Подождав неделю, я, как охотник, заблаговременно расставивший снасти, отправился собирать добычу. "Что там в моих силках и ловушках? - волновался я. - Какие соболя-горностаи?" Конечно, отдавая рукопись, я всякий раз бормотал обязательное, что жду, мол, только правду, одну правду и ничего, кроме правды. Но кто же не знает, что это всего лишь заклинание, вроде "ни пуха ни пера" или "ни рыбы ни чешуи". На самом-то деле, боясь сознаться даже самим себе, мы всегда ждем единственного зверя. У этого зверя васильковые глаза, нежная искрящаяся шерсть и мягкие лапы, лишенные когтей. Имя ему - Восторженное Впечатление.
На этот раз, однако, в ловушках моих оказались какие-то мелкошерстные, коротконогие ублюдки.
Первый друг признался, что впечатление у него возникло сложное: пока читал - было легко, а как дочитал - то стало вроде бы не очень-то весело.
Второй мои друг - человек жизнерадостный и полнокровный, искренне даванув мне руку, сообщил:
- Местами ржал! Местами, старик, прямо укатывался… Но местами… понимаешь? - он ткнул пальцем куда-то под широкий лацкан модного блайзера, и выражение лица у него сделалось беспомощно-просительным. - Полегче бы, старик, а? Не нажимал бы ты так.

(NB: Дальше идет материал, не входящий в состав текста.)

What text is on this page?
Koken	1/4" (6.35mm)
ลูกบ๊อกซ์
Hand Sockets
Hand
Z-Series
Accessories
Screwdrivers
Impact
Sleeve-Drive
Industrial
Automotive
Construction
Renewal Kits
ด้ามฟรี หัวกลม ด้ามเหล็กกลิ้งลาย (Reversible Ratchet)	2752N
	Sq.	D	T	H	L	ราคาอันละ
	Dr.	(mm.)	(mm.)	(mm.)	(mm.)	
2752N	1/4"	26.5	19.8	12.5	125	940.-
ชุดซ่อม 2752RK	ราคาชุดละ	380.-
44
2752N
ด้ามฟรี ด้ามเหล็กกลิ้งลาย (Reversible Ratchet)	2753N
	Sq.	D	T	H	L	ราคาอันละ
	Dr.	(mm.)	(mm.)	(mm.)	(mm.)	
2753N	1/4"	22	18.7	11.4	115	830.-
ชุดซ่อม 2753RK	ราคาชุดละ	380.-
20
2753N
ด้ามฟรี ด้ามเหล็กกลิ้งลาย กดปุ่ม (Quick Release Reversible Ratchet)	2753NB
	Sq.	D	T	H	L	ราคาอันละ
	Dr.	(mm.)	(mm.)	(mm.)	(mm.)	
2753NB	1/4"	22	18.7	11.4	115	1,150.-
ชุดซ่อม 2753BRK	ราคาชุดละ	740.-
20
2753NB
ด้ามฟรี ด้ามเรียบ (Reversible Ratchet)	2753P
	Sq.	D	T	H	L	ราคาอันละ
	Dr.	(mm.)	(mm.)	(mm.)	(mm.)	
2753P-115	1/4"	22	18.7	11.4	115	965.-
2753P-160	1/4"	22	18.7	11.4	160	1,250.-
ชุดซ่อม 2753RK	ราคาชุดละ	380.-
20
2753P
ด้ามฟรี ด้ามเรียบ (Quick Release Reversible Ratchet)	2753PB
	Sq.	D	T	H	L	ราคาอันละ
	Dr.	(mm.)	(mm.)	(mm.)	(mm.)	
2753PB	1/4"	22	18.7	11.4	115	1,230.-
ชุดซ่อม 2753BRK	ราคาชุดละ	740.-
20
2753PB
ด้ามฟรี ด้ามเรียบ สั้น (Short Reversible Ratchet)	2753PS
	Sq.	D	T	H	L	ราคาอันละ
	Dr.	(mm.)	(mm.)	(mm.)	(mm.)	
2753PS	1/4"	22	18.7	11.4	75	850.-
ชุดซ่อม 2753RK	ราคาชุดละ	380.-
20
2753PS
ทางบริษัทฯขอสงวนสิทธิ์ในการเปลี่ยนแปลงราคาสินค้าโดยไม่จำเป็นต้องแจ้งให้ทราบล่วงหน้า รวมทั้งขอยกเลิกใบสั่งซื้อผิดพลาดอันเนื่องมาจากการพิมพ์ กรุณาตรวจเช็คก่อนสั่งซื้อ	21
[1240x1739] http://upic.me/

- Да где же я нажимаю-то? Конкретно?
Друг поднял глаза вверх, повспоминал и ответил, что конкретно так вот сразу указать не может. Но впечатление осталось.
Третий друг (друг - редактор) мне посочувствовал.
- Я тебя понимаю, - сказал он. - Я-то тебя понимаю. - (Редактор родился в сорок третьем году и краешком прихватил лихолетье). - По мой тебе совет: просветли маленько.
Тут редактор увлек меня разговором о том, что детство все-таки было детством, таким, какое досталось, единственным и неповторимым, и мы с ним, действительно, припомнили много неповторимых моментов.
Редактор сказал, что никогда уж больше не носился, замирая от восторга, босиком по не оттаявшей ещё земле.
Я заметил, что никогда больше мне не приходилось ночевать в избе вместе с коровой (это чудо - как старательно втягивала она бока, чтобы протиснуться в узкую дверь, как вздыхала потом в темноте и уютно хрумкала жвачкой).
Редактор, мечтательно закатывая глаза, вспомнил суп из молодой крапивы и пожалел, что теперь его дома не варят.
Я подкинул ему на второе драники из тертой картошки и тошнотики из мороженой.
Редактор, посмеиваясь, рассказал, с каким удовольствием грызли они, бывало, соевый жмых.
Я похвастался подсолнечным, о котором он, оказывается, понятия не имел и который несравненно вкуснее соевого.
Мы вместе поиронизировали над авторами многочисленных повестей о детстве деревенском и пригородном, детдомовском и блокадном, оросившими сиротскими слезами и этот самый жмых, и драники с тошнотиками. Можно, разумеется, проклясть жмых, допустили мы, особенно, если учесть, что именно от разносолов тех полуголодных дней тянется цепочка к твоей больной печени. Но ведь печень болит теперь. А жмых был тогда.
А тогда - мы точно помнили - нас огорчало не столько то, что в доме голодно и ботинки дырявы, сколько то, что меня, например, моя мать, осердившись, называла "чертом вислоухим" и грозилась навсегда отдать рябой соседке тёте Нюре, а редактору не шили длинные штаны на пуговице, а заставляли донашивать короткие - на лямке.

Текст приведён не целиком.